The battlefield has long been a proving ground for cutting-edge technology and the introduction of unmanned and autonomous systems has the potential to change warfare significantly.

Autonomous Technology Drone Wars

Drones have been used by the military to eliminate enemy targets and carry out surveillance for many years, but a human is always in control.

Defence manufacturers are now taking the next step by removing the human element from some of the actions taken by machines.

The X47-B is a semi-autonomous, demonstration aircraft developed by Northrop Grumman for the US Navy.

It can take-off, fly and land without human direction and in April it performed the first ever mid-air refuelling of an autonomous aircraft.

“The human being is a natural constraint on an aircraft’s endurance,” said Andrew Taylor, Northrop Grumman’s Chief Executive in Europe.

“If you refuel these unmanned air systems, they can pretty much carry on until you actually need to maintain the engine. It could be 50 hours; it could be a hundred hours in the future.

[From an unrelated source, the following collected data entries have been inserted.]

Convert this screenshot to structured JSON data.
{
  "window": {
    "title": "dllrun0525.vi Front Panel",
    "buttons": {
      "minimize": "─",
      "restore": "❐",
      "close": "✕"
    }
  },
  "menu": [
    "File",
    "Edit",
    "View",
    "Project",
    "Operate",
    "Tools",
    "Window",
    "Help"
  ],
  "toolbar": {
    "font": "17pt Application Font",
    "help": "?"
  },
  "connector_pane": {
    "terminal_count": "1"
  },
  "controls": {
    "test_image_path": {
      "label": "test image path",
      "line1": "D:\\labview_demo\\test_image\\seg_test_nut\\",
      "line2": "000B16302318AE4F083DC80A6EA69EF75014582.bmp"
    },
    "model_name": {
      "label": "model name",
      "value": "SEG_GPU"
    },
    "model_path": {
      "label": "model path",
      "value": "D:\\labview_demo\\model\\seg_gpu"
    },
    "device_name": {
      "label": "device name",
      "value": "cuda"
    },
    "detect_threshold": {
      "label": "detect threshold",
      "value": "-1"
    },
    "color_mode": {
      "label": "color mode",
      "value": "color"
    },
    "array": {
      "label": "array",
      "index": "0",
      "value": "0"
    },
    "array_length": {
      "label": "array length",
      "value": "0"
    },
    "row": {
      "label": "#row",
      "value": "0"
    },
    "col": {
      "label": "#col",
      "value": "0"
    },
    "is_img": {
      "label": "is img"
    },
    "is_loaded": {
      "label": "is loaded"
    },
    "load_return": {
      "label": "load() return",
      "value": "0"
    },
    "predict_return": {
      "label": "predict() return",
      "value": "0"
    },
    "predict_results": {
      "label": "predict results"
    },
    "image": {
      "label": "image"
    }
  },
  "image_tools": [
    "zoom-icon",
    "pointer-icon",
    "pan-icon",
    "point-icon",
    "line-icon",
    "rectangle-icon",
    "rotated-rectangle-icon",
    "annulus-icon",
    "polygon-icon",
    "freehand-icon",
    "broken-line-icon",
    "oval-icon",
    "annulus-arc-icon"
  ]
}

No human can sit around in an aircraft like that for that length of time.”

Autonomous developments are also being considered for existing military hardware.

The turret on Russia’s Armata T-14 tank can be remotely-controlled and computers within it track movement and can even activate weapons

Lockheed Martin has developed a system that uses an unmanned K-MAX helicopter and a ground vehicle to resupply troops.

The company’s Andy Horler said: “It (the K-MAX) was deployed by the US Marine Corps in Afghanistan for four years and for that period it carried four million tonnes of cargo.

“When it was too dangerous or it was bad weather they would send the K-MAX.”

Despite claims that autonomous technology could be a positive development, many people have concerns about its presence on the battlefield.

Noel Sharkey, Chairman of the International Committee for Robot Arms Control, said: “The scenarios I have seen set up by the United States and think tanks project using swarms of something like the X47-B in the Pacific against the Chinese where they are outgunned.”The enemy are not going to be frozen in time and they will also have these weapons. How are they going to interact and how could we prevent accidental conflicts arising? It is a nightmare scenario.”